Une enfance pauvre, un placement à Marmande comme bonne dans une famille bourgeoise, dès l’âge de quatorze ans, chez les Clapeau. Un couple qui l’adopte avec bienveillance et pour qui « la viande constituait l’ordinaire... affirmant que la viande les préservait de maux qu’ils ne manquaient pas d’attraper quand certaines circonstances les privaient de porc ou de bœuf à chaque repas».

A ce régime, et avec son talent, la future Cheffe  apprend vite. Une évidence se fait jour, elle est douée pour la cuisine. Elle a même un don pour mitonner des plats et sublimer ce qu’elle touche au point de s’émanciper et de pouvoir s’installer à son compte après une période d’apprentissage et une première expérience à Bordeaux.

A vingt ans, la voici dans la peau d’une Cheffe, à l’aube d’une carrière qu’elle n’a jamais envisagée et de louanges qu’elle ne cherche pas. Le succès arrive sans tarder, la presse l’acclame, le public est au rendez-vous d’autant que sa cuisine est généreuse et ses prix d’une grande modestie.

Progressivement nous serons amenés à connaître la relation qui liait le narrateur et cette femme. Car il travaillait dans ses cuisines, dès lors qu'elle avait eu ouvert un restaurant. Mais il l'a surtout aimée et admirée éperdument. D'un amour peu équilibré puisqu'elle le devançait en tout : elle était son aînée de vingt ans, son maître dans l'art culinaire, son mentor dans le savoir vivre, et le savoir être. Par les mots de cet homme nous apprenons à apprécier les forces et les vertus de cette femme. 

«Elle trouvait excessives les louanges dont on s’est mis à couvrir sa cuisine. Elle comprenait les sensations puisqu’elle s’appliquait à les faire naître, n’est-ce pas, et que leur manifestation sur la figure des convives l’enchantait, c’est tout de même bien ce à quoi elle s'évertuait jour après jour, depuis tant d’années, presque sans repos. Mais les mots pour décrire tout cela lui paraissaient indécents.»

Seulement voilà, il y a un grain de sable dans cette vie entièrement vouée à l’art culinaire, la Cheffe entretient un rapport complexe avec sa fille, tout en lui passant tous ses caprices. Enceinte très jeune, sans père reconnu, la Cheffe n’a jamais vraiment assumé sa maternité. Considère-t-elle son restaurant comme son enfant ?

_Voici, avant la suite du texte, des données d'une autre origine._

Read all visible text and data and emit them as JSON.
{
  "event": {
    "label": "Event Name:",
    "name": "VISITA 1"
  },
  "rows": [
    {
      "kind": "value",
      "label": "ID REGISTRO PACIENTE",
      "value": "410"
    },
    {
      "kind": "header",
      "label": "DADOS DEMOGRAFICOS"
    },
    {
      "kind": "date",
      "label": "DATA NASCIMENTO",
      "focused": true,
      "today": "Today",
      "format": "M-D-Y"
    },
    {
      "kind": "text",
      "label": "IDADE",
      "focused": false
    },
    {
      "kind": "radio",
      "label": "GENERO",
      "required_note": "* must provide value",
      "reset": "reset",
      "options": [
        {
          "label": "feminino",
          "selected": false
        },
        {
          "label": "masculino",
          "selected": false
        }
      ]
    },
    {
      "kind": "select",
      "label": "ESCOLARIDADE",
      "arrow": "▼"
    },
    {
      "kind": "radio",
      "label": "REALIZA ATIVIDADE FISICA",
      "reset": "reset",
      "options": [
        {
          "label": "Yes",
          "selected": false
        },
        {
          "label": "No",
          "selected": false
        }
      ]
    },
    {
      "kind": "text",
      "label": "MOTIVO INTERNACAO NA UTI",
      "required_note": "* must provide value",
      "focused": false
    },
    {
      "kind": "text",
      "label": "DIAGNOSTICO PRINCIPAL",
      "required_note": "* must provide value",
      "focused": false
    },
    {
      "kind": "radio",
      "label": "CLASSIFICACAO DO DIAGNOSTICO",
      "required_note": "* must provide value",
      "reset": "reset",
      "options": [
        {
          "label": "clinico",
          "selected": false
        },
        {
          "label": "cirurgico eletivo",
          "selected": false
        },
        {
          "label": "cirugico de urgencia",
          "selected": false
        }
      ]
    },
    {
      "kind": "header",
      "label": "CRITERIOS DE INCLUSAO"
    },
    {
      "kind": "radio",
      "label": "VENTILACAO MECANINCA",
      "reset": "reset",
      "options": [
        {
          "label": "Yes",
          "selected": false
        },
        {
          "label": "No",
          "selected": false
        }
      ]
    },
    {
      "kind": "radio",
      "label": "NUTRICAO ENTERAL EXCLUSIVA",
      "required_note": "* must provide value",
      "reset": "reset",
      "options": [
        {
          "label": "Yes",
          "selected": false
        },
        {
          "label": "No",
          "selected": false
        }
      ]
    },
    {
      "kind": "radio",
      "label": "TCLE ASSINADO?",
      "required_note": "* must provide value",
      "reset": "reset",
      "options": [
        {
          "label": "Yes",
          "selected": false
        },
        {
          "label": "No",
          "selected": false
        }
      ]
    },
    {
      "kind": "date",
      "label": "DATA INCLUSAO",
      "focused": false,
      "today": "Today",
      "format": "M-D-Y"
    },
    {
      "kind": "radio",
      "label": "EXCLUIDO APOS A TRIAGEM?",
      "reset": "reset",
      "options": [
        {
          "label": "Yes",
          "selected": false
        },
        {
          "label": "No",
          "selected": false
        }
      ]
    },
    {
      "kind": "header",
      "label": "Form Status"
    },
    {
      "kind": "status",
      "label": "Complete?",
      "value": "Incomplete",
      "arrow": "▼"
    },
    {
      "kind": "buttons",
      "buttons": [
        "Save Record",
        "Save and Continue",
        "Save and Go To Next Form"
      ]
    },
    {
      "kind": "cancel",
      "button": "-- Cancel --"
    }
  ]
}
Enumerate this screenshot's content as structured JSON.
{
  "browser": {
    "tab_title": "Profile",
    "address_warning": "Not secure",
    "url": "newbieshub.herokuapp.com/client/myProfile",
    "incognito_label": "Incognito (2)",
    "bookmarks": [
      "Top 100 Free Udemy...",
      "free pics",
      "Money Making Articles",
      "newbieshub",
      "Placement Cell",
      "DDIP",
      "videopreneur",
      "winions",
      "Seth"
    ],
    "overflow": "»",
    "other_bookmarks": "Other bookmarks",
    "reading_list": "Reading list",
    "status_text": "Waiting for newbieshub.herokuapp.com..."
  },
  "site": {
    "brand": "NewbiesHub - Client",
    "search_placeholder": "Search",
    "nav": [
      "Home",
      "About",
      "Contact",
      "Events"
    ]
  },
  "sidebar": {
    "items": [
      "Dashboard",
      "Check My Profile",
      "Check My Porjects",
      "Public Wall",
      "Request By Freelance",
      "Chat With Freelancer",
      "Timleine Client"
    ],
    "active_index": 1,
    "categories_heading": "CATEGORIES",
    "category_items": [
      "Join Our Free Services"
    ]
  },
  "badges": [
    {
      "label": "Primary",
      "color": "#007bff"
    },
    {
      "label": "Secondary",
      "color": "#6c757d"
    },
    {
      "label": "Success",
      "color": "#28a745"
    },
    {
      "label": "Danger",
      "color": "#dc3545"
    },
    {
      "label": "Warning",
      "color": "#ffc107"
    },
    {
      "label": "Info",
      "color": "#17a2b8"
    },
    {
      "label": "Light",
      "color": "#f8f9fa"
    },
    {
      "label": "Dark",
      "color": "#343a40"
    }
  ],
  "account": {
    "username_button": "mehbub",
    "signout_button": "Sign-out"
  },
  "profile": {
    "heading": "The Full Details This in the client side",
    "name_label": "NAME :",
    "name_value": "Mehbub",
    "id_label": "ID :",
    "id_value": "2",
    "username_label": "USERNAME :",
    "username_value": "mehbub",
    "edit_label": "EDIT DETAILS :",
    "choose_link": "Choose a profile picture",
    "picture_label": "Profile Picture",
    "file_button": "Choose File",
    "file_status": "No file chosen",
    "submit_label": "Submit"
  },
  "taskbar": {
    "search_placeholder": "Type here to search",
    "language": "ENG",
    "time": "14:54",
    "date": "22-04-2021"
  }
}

Sa fille qu’elle a eue jeune, peut-être avec le jardinier, seule preuve du plaisir charnel qu'elle s’est autorisé durant sa vie. Car si cuisiner est un acte épicurien, la cheffe semble totalement détachée de ses émotions, incapable de les communiquer aux autres autrement que par ses plats. Sa fille, son opposé, vulgaire et clinquante, n’aura d’ailleurs de cesse de la tourmenter (jusqu’à couler son restaurant), lui faire payer quelque chose d'incompréhensible pour le narrateur, de flou pour le lecteur, peut-être simplement le fait de lui avoir préféré la cuisine.

L'avis du Délirien: ❤❤❤

Un beau portrait de femme qui est entrée en cuisine comme on entre en religion : en se donnant totalement. Une ode à l'amour , la perfection, mais les méandres de la filiation et de toutes les déceptions.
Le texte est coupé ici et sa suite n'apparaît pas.